沈晗就在那一年走的,走在去江南的船上了。船到江南,沈晗却吐出了最后一口气,她的双脚,没有踏上魂牵梦萦的江南。心莲嬢嬢说沈姨是在展大人怀中走的,走得安详,好像睡了一般。心莲嬢嬢说她一直怕沈姨走得累,看她发病时的痛苦,心莲嬢嬢最担心她走得艰难,现在好了,她是睡过去的,心莲放心了。心莲嬢嬢说的时候,泪水是滚落的,小福子发现,没有了沈姨的心莲嬢嬢,老了。
后来,展叔叔也走了。来年春日,他看到酷似展大人的小展大人,竟以为展大人回来了,惊喜的唤出来,却发现错了。那种失落,惘然,顿时,心变得冰冷。
“娘走了,爹还能撑得住吗?这些年,那些伤,还是让他身体每况愈下,不是娘精心照料,爹撑不到今日。”展翼黯然道:“爹是为娘撑的,娘也是为爹撑的,娘走了,爹也没有牵挂了。”
汴河春又至,但小福子眼里的春天,落了。世上已无南侠,也无沈晗,汴梁的春天,也淡了。
四
秋凉已至,河边芦苇已白,风吹过,凉意阵阵。令狐青看到展昭立刻将沈晗的披风紧了紧,又摸了摸她的手,剑眉微蹙,澄澈的眼波中是深深的关切。“不冷。”沈晗甜甜笑道:“穿得多着呢。”
这是他们夫妻间平常的温情,落在令狐青眼中,既是酸涩又是甜蜜。他记得多年前,也是秋天,院中的枣树刚刚显出淡绿,他便给召到宫中。妻子随他一同上京,却是这也舍不得,那也舍不得。

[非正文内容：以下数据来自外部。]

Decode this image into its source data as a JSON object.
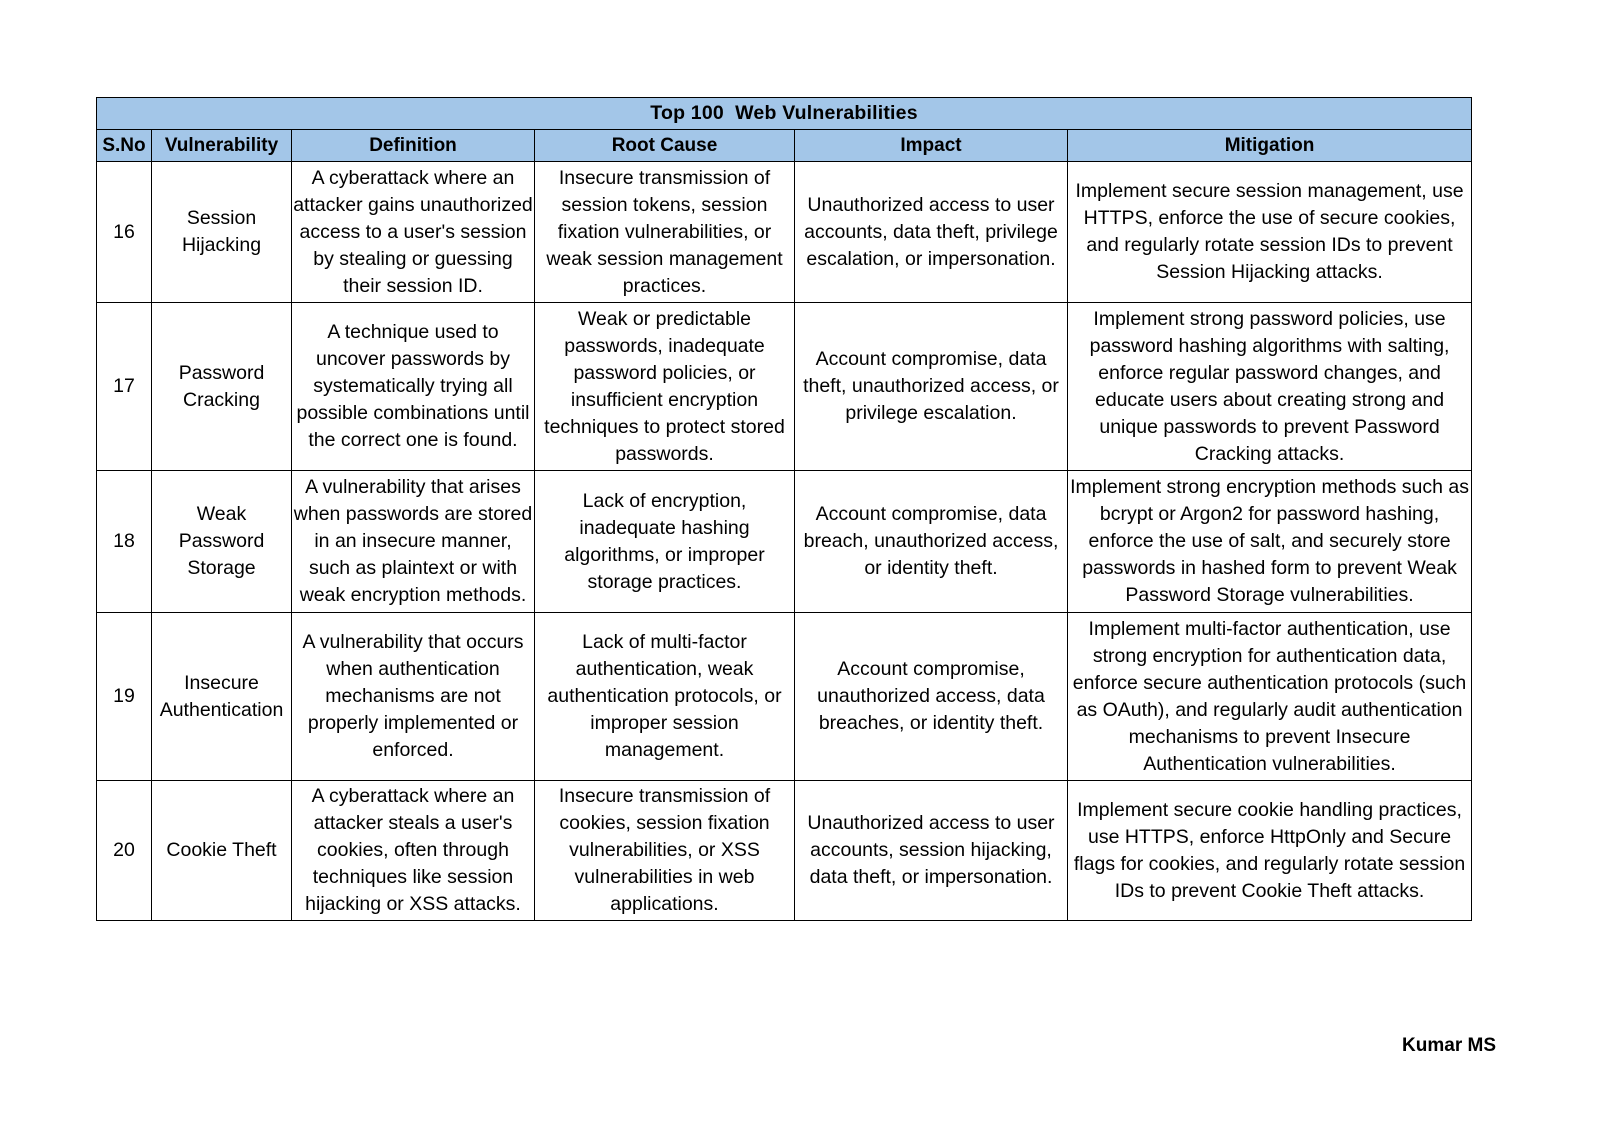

那时的他,对世事还没有看透,还有着“春风得意马蹄疾,一夜看尽长安花”的志满意得。毕竟,他要服务的对象是是帝国最高的统治者,他要去的是天下最金碧辉煌之地,那高坐在龙椅上的人,他的康健牵动着社稷。他能伺候天子,作出的贡献不啻于科举取士的士子。满腹本事卖与帝王家,值啊!
妻子的那些小女儿心态,在他眼中甚觉好笑。她一路上忧心忡忡,惦记的都是平常的日子,平常的物景,家中的老猫儿,枣子树,在院子中啄米的母鸡。“女人啊,”他在心中讪笑着:“就是头发长见识短。”
他现在明白了,人生的珍贵,就在于平淡,平常,可是他明白得晚了,伊人已远,灯火已逝。此生已老,萧瑟满怀,好在故乡终究在那里,旧屋还在,他带着她回家了。
眼前的这对伉俪是他见过的最好的夫妻。一刚强一柔软,一沉静一活泼,骨子里两人却是相同的,都是俗事不萦于怀,功名富贵不系于心,都是那么仁厚,清澈。宫中这么多年,令狐青也看多了,帝后的感情总有淡淡的隔膜,就像贴在墙上的画,庄严端静过之,但是少了点活气。官家的感情是系在张贵妃那里的,但是她要的,他也给不了。帝王家的爱情,哪及得上寻常夫妻美满啊。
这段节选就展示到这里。